One kafka-consumer-groups.sh Command Sent $180k in Duplicate Payments
← Back
March 21, 2026Architecture10 min read

One kafka-consumer-groups.sh Command Sent $180k in Duplicate Payments

Published March 21, 202610 min read

It was 2:47 AM when the first Slack alert fired. Then another. Then eleven more in under a minute. Our payments dashboard was showing duplicate charges — real money, real customers, real chaos. Within four minutes I was staring at a terminal trying to figure out how a system that had been running flawlessly for nine months had suddenly decided to reprocess every payment event from the past three hours.


Production Failure

The alert read: "Duplicate payment webhook detected — 847 events in 90 seconds." Our payment processing service consumed events from a Kafka topic called payment.completed, enriched them, and fired webhooks to merchant integrations. Under normal load we saw roughly 40–60 events per minute. Now we were seeing 847 in 90 seconds — roughly 14× our peak throughput.

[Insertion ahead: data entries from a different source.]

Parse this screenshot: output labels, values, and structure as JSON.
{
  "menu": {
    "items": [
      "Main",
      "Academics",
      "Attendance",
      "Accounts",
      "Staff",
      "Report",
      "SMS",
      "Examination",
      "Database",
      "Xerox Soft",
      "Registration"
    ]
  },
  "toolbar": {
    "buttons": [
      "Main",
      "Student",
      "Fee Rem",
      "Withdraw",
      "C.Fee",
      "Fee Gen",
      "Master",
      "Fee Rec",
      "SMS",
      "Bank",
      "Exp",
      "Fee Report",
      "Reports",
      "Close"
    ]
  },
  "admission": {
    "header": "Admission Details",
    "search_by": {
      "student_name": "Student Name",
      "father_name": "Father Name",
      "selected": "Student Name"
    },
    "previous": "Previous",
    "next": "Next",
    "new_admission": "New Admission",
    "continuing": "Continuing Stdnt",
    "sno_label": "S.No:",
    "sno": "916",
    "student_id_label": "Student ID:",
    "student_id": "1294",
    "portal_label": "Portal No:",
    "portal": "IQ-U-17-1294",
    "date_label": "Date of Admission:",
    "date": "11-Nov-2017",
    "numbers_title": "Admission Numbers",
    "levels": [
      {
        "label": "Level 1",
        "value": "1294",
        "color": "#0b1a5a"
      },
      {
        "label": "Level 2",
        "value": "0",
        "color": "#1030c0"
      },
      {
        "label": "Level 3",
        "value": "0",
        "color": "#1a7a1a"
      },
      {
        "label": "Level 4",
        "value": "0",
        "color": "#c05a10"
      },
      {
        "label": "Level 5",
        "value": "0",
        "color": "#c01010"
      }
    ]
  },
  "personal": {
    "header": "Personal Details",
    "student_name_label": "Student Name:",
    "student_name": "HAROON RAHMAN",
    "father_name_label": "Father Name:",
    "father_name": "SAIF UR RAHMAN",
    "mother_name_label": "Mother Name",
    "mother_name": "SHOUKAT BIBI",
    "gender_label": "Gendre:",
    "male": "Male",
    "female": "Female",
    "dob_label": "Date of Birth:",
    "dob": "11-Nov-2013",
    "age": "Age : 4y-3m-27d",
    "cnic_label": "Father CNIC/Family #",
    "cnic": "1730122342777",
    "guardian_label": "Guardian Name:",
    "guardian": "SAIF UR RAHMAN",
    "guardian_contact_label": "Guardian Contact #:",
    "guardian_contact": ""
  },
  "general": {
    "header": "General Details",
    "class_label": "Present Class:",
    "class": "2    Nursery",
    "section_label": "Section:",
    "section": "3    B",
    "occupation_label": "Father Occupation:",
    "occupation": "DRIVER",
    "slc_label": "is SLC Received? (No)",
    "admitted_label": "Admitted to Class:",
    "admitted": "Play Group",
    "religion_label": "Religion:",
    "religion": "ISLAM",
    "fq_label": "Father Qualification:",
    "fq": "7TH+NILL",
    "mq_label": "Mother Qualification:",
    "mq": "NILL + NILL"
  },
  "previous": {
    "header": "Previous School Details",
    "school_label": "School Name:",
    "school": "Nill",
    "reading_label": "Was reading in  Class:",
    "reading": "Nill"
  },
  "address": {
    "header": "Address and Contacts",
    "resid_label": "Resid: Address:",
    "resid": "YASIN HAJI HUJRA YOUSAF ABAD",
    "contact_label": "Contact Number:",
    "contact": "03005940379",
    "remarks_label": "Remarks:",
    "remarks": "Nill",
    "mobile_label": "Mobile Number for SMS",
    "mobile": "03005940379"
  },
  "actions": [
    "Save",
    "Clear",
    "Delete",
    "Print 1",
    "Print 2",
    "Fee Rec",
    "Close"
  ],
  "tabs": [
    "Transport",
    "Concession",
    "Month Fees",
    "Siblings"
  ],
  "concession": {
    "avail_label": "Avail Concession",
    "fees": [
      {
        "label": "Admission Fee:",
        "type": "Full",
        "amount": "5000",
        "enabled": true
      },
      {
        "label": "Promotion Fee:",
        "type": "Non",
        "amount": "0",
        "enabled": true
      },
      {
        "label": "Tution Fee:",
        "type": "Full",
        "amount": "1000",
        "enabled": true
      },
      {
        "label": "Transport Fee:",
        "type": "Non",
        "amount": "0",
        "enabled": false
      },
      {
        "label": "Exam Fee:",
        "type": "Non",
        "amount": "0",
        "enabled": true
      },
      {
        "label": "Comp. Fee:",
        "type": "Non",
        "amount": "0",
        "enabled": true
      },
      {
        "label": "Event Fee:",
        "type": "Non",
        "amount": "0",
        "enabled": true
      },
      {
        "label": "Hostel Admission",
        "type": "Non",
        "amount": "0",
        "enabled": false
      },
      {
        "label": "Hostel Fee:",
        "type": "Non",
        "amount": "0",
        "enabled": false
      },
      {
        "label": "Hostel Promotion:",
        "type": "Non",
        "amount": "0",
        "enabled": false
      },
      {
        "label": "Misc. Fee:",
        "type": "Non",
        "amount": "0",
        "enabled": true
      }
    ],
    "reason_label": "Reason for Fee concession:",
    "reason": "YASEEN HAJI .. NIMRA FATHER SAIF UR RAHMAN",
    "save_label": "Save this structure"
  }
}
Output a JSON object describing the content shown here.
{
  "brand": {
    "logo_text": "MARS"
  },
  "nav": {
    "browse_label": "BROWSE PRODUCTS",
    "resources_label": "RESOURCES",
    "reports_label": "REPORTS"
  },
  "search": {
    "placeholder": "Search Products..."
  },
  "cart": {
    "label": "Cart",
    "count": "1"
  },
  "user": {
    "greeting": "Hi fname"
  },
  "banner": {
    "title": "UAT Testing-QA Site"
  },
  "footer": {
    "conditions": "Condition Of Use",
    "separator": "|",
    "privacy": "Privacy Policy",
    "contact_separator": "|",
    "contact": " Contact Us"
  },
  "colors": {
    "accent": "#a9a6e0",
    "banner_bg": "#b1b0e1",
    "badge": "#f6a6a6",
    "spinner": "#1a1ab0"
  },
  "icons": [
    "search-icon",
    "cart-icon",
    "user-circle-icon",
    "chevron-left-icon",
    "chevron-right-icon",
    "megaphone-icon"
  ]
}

First instinct: the payment gateway was retrying. I checked their status page — all green. I checked our idempotency table — keys were present, so the DB layer was rejecting duplicates at the application level. But the webhooks had already fired. The merchant callbacks had already gone out. Stripe charges had already been attempted.

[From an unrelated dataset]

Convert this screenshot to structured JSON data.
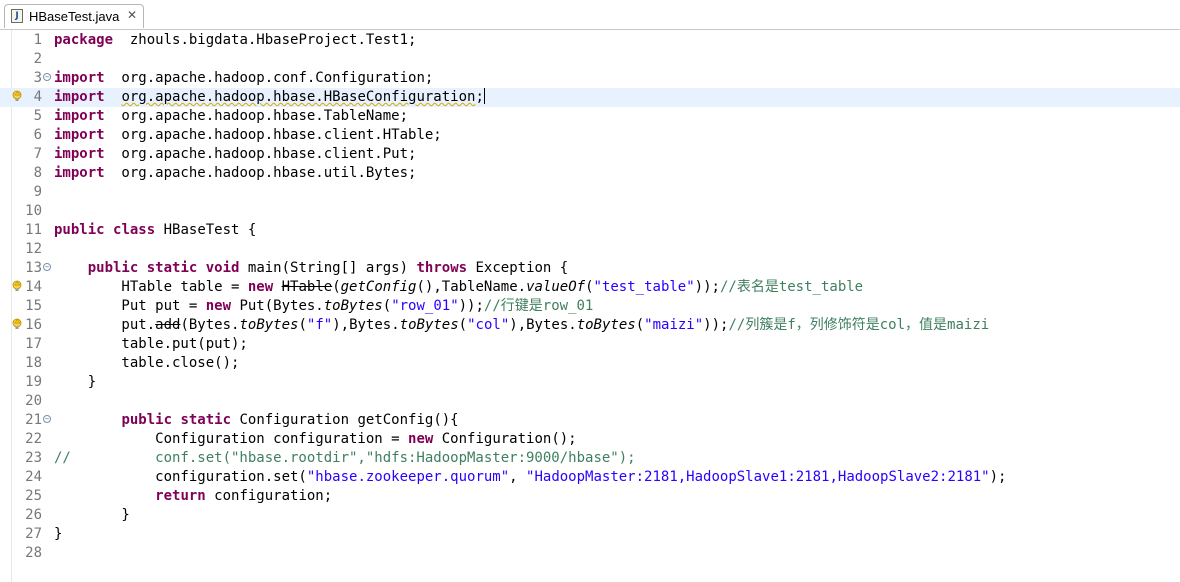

By 3:05 AM we had counted 2,340 duplicate webhook deliveries, representing $183,200 in double-charged transactions. We killed the consumer service at 3:09 AM — 22 minutes after the first alert.


False Assumptions

Our first hour was wasted chasing the wrong culprits:

  • The payment gateway — clean status page, no retry storms on their end.
  • Our idempotency layer — keys existed in payment_events_processed but the check happened after the webhook was dispatched, not before. A race condition we'd never triggered under normal load.
  • A bad deploy — no deploy had happened in 11 hours. Git blame was clean.
  • The consumer crashing and re-subscribing — the pod logs showed no restarts, no exceptions, no panics. The consumer was healthy and happy, merrily processing events.

We were looking at the wrong layer entirely. The issue wasn't in the consumer code. It wasn't in the application logic. It was in the Kafka offset metadata — a layer most of the team never thought about at 3 AM.


Investigation

At 3:15 AM I pulled the consumer group lag metrics from our Kafka monitoring dashboard. What I saw made my stomach drop.

CONSUMER GROUP: payments-webhook-processor
TOPIC: payment.completed  PARTITIONS: 12

                     BEFORE INCIDENT        AT 3:00 AM
                     ─────────────────────────────────
Partition  0         offset 1,847,204       offset 1,845,901  ← WENT BACK
Partition  1         offset 1,849,012       offset 1,845,644  ← WENT BACK
Partition  2         offset 1,848,731       offset 1,845,902  ← WENT BACK
...
Partition 11         offset 1,847,890       offset 1,846,003  ← WENT BACK

LAG (total):         0 messages             2,341 messages
EARLIEST OFFSET:     1,845,600 (approx)    ← all partitions reset to ~here

Every partition had its offset reset backwards by approximately 1,200–1,400 messages. The consumer group didn't crash. It didn't reconnect. Someone had explicitly reset the offsets.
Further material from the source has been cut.